How do we select a model?

Selecting an LLM is a complex decision matrix where trade-offs will often need to be made. The ideal model balances these criteria effectively while aligning closely with the specific goals and values of the project. Continuous monitoring and evaluation are necessary as models evolve and new ones emerge. There are several factors we use when selecting an LLM model:

Performance: This refers to both the qualitative and quantitative aspects of an LLM's output:
- Qualitatively, the model should generate coherent, contextually appropriate, and nuanced text.
- Quantitatively, it should have low latency and high throughput to handle the required scale of operations.
Cost: The economic aspect of using an LLM can be significant, especially when scaled up. Cost considerations include the direct expense of using or training the model, as well as the computational resources required for operation and maintenance. We conduct cost-benefit analysis to ensure the model's value justifies its expense.
Security: Given the sensitive nature of data that LLMs might process, security is paramount. This includes data encryption at rest, data encryption in transit, and access controls. The model should also have robust mechanisms to prevent data leakage and ensure user privacy, and it must not collect data from usage.
Model security: The model should resist attacks that could cause it to generate incorrect or harmful text.
Scalability: The ability of an LLM to scale efficiently is crucial for handling growing data volumes and user requests without a significant reduction in performance or speed. Scalability also refers to the model's capacity to incorporate new data and adapt to different contexts without extensive retraining.
Fairness and biases: It is essential to assess models for fairness and bias. We evaluate LLMs for their tendency to generate biased outputs, which could perpetuate stereotypes or discriminate against certain groups.
Interoperability: The selected LLM should play well with other systems and technologies in the workflow and ecosystem. This includes easy integration with existing databases, software, and APIs; as well as compatibility with various data formats.
Ethical Considerations: The model should adhere to ethical guidelines for AI use, ensuring that its deployment does not cause harm or adverse societal impacts.
Robustness: The model should be robust to minor input variations. We test model sensitivity against factors like capitalization, punctuation, typos, and noisy neighbors (resource allocation between tenants of various sizes).

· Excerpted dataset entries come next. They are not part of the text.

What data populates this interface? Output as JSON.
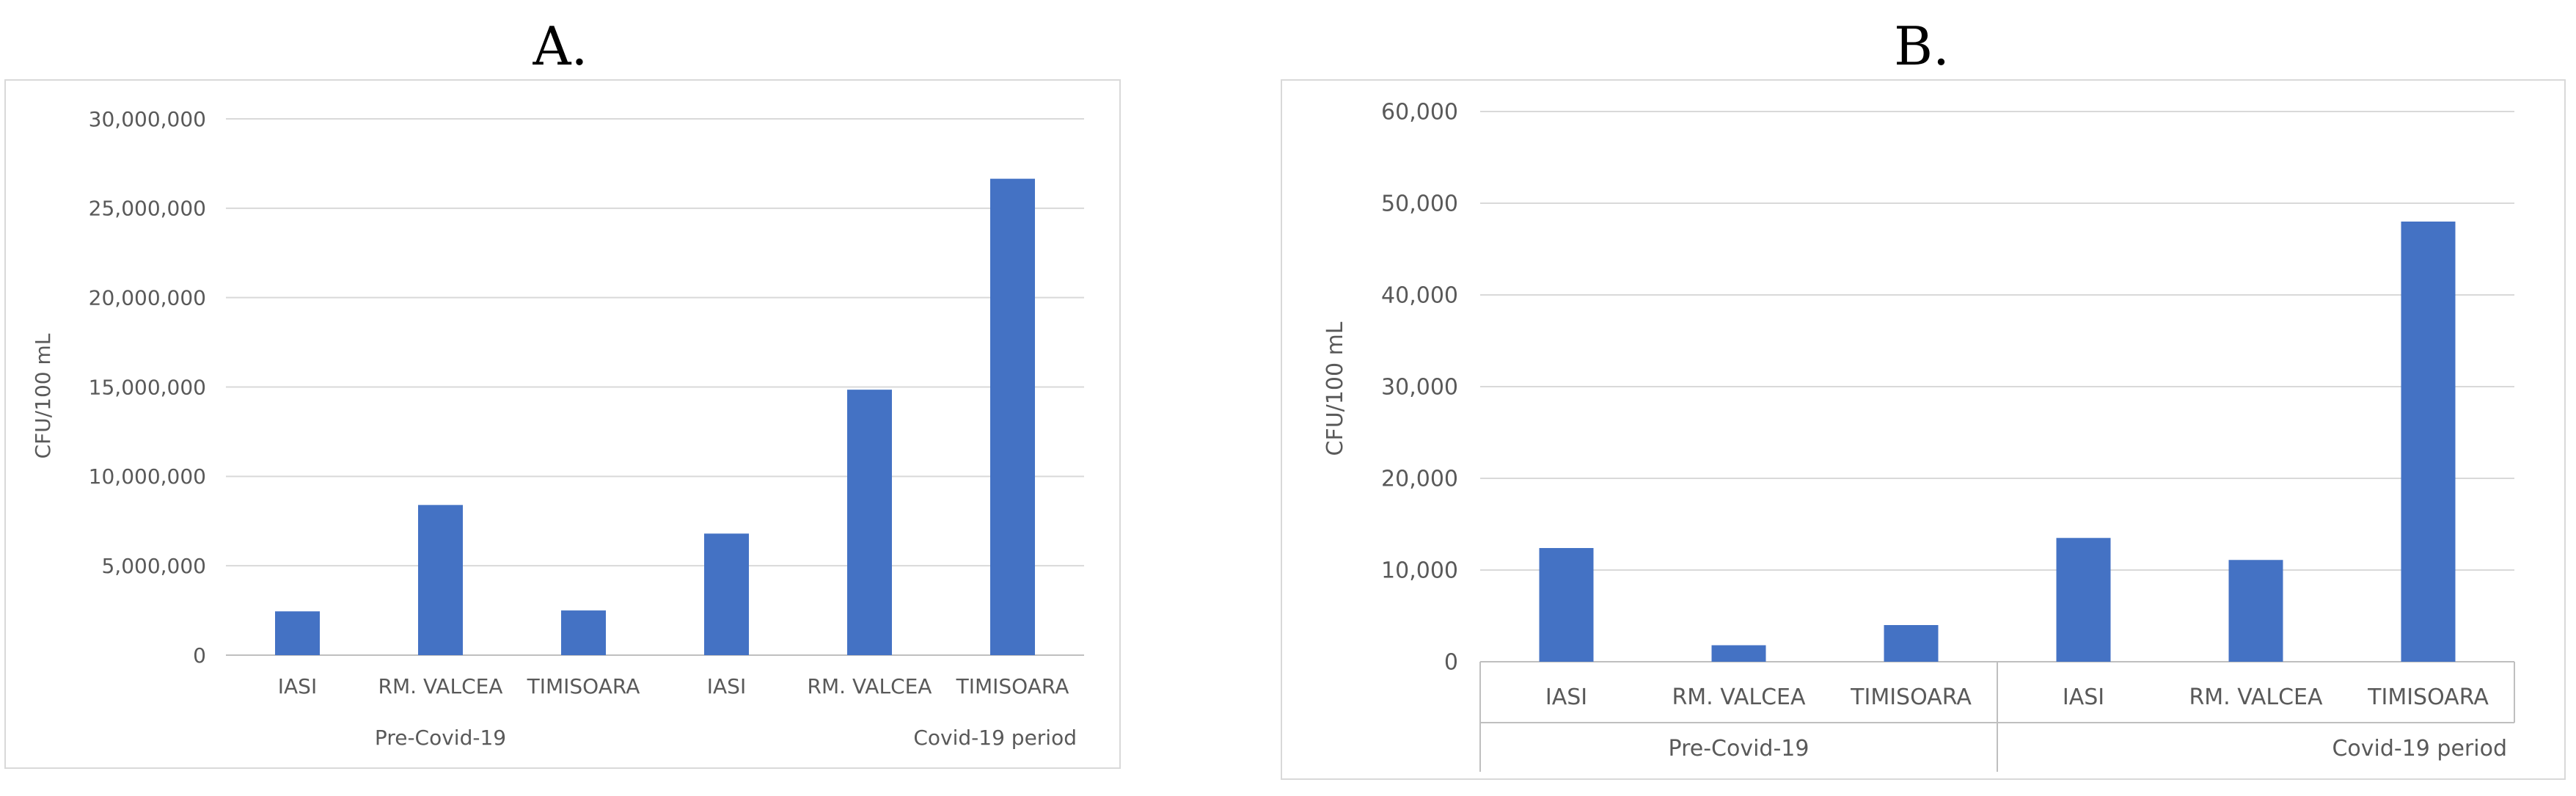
{
  "panels": {
    "a": {
      "label": "A."
    },
    "b": {
      "label": "B."
    }
  },
  "colors": {
    "bar": "#4472c4",
    "grid": "#d9d9d9",
    "axis": "#bfbfbf",
    "text": "#595959"
  },
  "chart_data": [
    {
      "type": "bar",
      "panel": "A.",
      "title": "",
      "ylabel": "CFU/100 mL",
      "xlabel": "",
      "ylim": [
        0,
        30000000
      ],
      "yticks": [
        0,
        5000000,
        10000000,
        15000000,
        20000000,
        25000000,
        30000000
      ],
      "ytick_labels": [
        "0",
        "5,000,000",
        "10,000,000",
        "15,000,000",
        "20,000,000",
        "25,000,000",
        "30,000,000"
      ],
      "grid": true,
      "categories": [
        "IASI",
        "RM. VALCEA",
        "TIMISOARA",
        "IASI",
        "RM. VALCEA",
        "TIMISOARA"
      ],
      "groups": [
        {
          "label": "Pre-Covid-19",
          "count": 3
        },
        {
          "label": "Covid-19 period",
          "count": 3
        }
      ],
      "values": [
        2450000,
        8400000,
        2500000,
        6800000,
        14850000,
        26650000
      ]
    },
    {
      "type": "bar",
      "panel": "B.",
      "title": "",
      "ylabel": "CFU/100 mL",
      "xlabel": "",
      "ylim": [
        0,
        60000
      ],
      "yticks": [
        0,
        10000,
        20000,
        30000,
        40000,
        50000,
        60000
      ],
      "ytick_labels": [
        "0",
        "10,000",
        "20,000",
        "30,000",
        "40,000",
        "50,000",
        "60,000"
      ],
      "grid": true,
      "categories": [
        "IASI",
        "RM. VALCEA",
        "TIMISOARA",
        "IASI",
        "RM. VALCEA",
        "TIMISOARA"
      ],
      "groups": [
        {
          "label": "Pre-Covid-19",
          "count": 3
        },
        {
          "label": "Covid-19 period",
          "count": 3
        }
      ],
      "values": [
        12400,
        1800,
        4000,
        13500,
        11100,
        48000
      ]
    }
  ]
}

Do we use models that have been certified by a standards body?

When we started our efforts, few industry standards existed. We continue to monitor these, and adopt standards when they become available and where they make sense.

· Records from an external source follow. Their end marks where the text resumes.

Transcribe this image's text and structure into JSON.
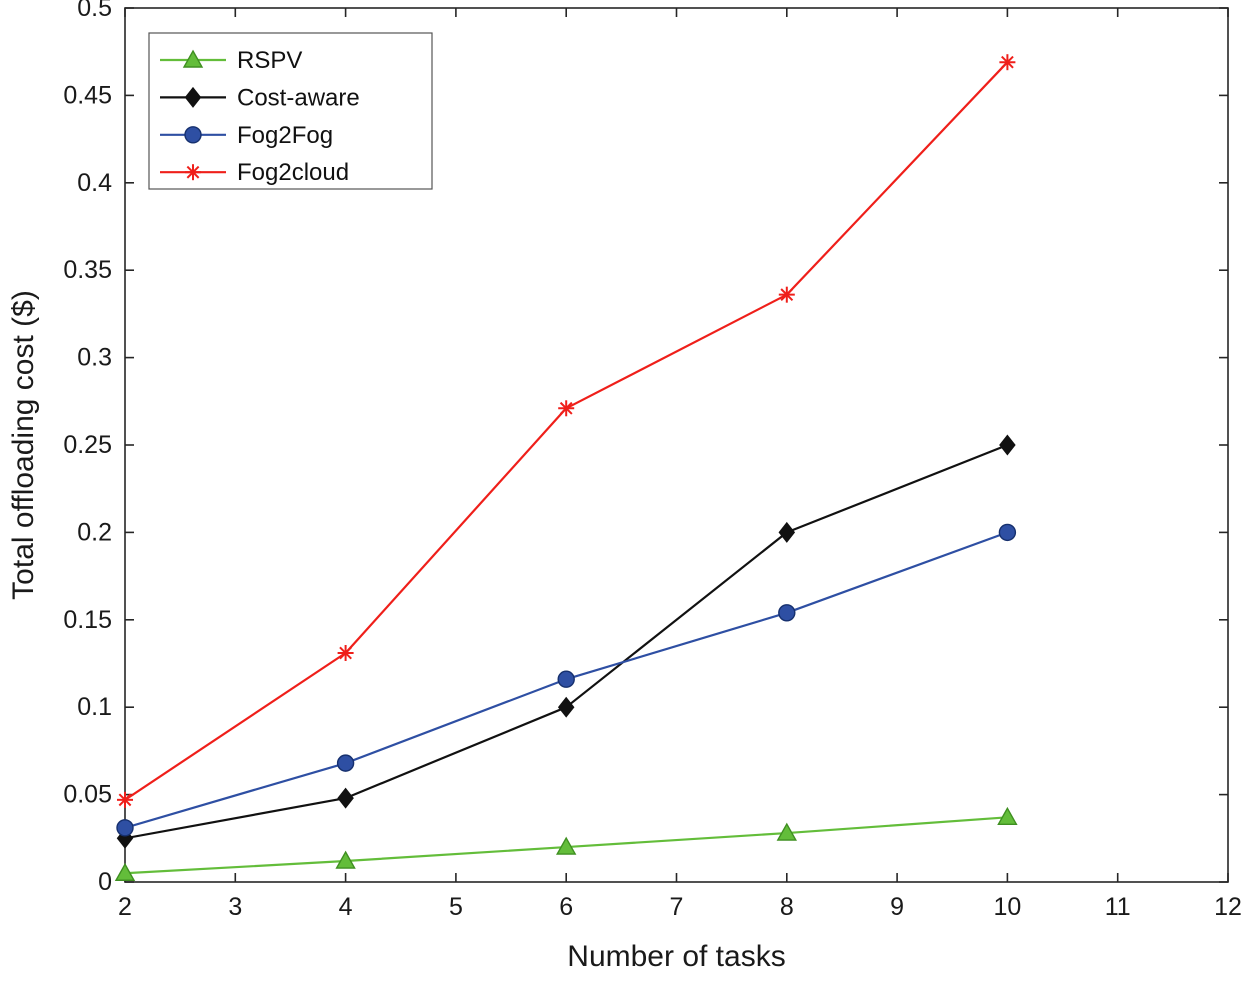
{
  "chart_data": {
    "type": "line",
    "title": "",
    "xlabel": "Number of tasks",
    "ylabel": "Total offloading cost ($)",
    "xlim": [
      2,
      12
    ],
    "ylim": [
      0,
      0.5
    ],
    "xticks": [
      2,
      3,
      4,
      5,
      6,
      7,
      8,
      9,
      10,
      11,
      12
    ],
    "xtick_labels": [
      "2",
      "3",
      "4",
      "5",
      "6",
      "7",
      "8",
      "9",
      "10",
      "11",
      "12"
    ],
    "yticks": [
      0,
      0.05,
      0.1,
      0.15,
      0.2,
      0.25,
      0.3,
      0.35,
      0.4,
      0.45,
      0.5
    ],
    "ytick_labels": [
      "0",
      "0.05",
      "0.1",
      "0.15",
      "0.2",
      "0.25",
      "0.3",
      "0.35",
      "0.4",
      "0.45",
      "0.5"
    ],
    "grid": false,
    "legend_position": "top-left",
    "x": [
      2,
      4,
      6,
      8,
      10
    ],
    "series": [
      {
        "name": "RSPV",
        "marker": "triangle",
        "color": "#63bd3a",
        "marker_edge": "#3f8f21",
        "values": [
          0.005,
          0.012,
          0.02,
          0.028,
          0.037
        ]
      },
      {
        "name": "Cost-aware",
        "marker": "diamond",
        "color": "#111111",
        "marker_edge": "#111111",
        "values": [
          0.025,
          0.048,
          0.1,
          0.2,
          0.25
        ]
      },
      {
        "name": "Fog2Fog",
        "marker": "circle",
        "color": "#2e4fa3",
        "marker_edge": "#16306e",
        "values": [
          0.031,
          0.068,
          0.116,
          0.154,
          0.2
        ]
      },
      {
        "name": "Fog2cloud",
        "marker": "asterisk",
        "color": "#ef1f1a",
        "marker_edge": "#ef1f1a",
        "values": [
          0.047,
          0.131,
          0.271,
          0.336,
          0.469
        ]
      }
    ],
    "axis_color": "#262626",
    "tick_label_color": "#1a1a1a"
  }
}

How do we control for prompt injection?

For our Completions endpoint we use prompt engineering, which is applied to each query when the endpoint is called.
We also ensure the LLM does not remember the conversation, so each query is independent of any other query.
Further, we are planning to employ an ethical hacking service for an external perspective.
Finally, we are aware of common prompt injection hacks. We periodically test them against the LLM to assess and address potential vulnerabilities.

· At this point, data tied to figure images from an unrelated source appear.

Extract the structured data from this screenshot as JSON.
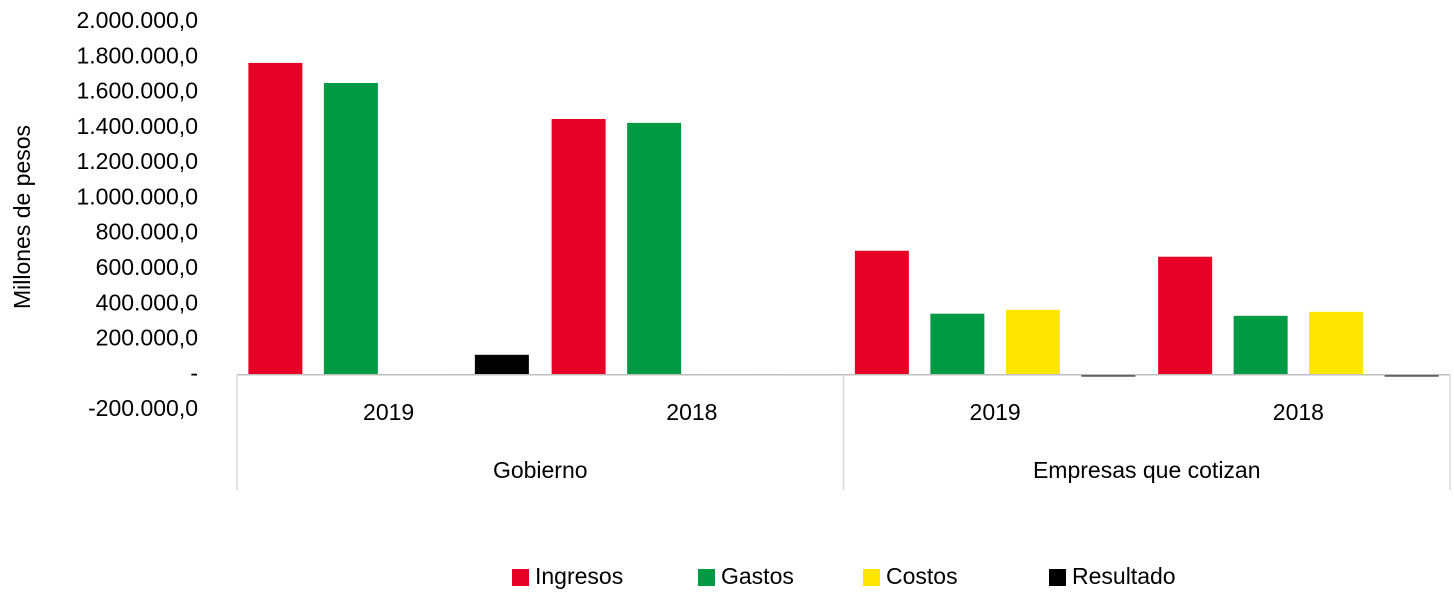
{
  "chart_data": {
    "type": "bar",
    "y_label": "Millones de pesos",
    "categories": [
      "2019",
      "2018",
      "2019",
      "2018"
    ],
    "groups": [
      "Gobierno",
      "Empresas que  cotizan"
    ],
    "series": [
      {
        "name": "Ingresos",
        "color": "#e60026",
        "values": [
          1768000,
          1450000,
          703000,
          669000
        ]
      },
      {
        "name": "Gastos",
        "color": "#009a44",
        "values": [
          1654000,
          1428000,
          346000,
          334000
        ]
      },
      {
        "name": "Costos",
        "color": "#ffe600",
        "values": [
          4000,
          4000,
          368000,
          357000
        ]
      },
      {
        "name": "Resultado",
        "color": "#000000",
        "values": [
          113000,
          4000,
          -10000,
          -10000
        ]
      }
    ],
    "ylim": [
      -200000,
      2000000
    ],
    "yticks": [
      {
        "value": -200000,
        "label": "-200.000,0"
      },
      {
        "value": 0,
        "label": "-"
      },
      {
        "value": 200000,
        "label": "200.000,0"
      },
      {
        "value": 400000,
        "label": "400.000,0"
      },
      {
        "value": 600000,
        "label": "600.000,0"
      },
      {
        "value": 800000,
        "label": "800.000,0"
      },
      {
        "value": 1000000,
        "label": "1.000.000,0"
      },
      {
        "value": 1200000,
        "label": "1.200.000,0"
      },
      {
        "value": 1400000,
        "label": "1.400.000,0"
      },
      {
        "value": 1600000,
        "label": "1.600.000,0"
      },
      {
        "value": 1800000,
        "label": "1.800.000,0"
      },
      {
        "value": 2000000,
        "label": "2.000.000,0"
      }
    ],
    "legend": "bottom"
  }
}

How do we manage or reduce hallucinations?

Prompts and persona engineering: GenSearch can better understand the context you are working with and the expectations visitors to your site will have when asking questions.
Using your Expert content as the primary source for the GenResponses enables the highest likelihood the base models will not invoke any data that is not from your Expert content.
Using RAG: Retrieval Augmented Generation is used industry-wide as a strategy for more desirable responses.
No retrieval, no answer: Without relevant kernels, GenSearch will not generate a response.

Does GenSearch use RAG?

Yes, Expert GenSearch is a Retrieval Augmented Generation (RAG) system.

How is GenSearch better than ChatGPT or other off-the-shelf / public LLM tools?

Expert uses your site content and customized persona information. It also respects content permissions so responses are tailored to your customer base and business needs, unlike publicly available LLM and AI tools. This enables you to control the information site visitors can find, and guide their experiences to lead to an optimal user experience.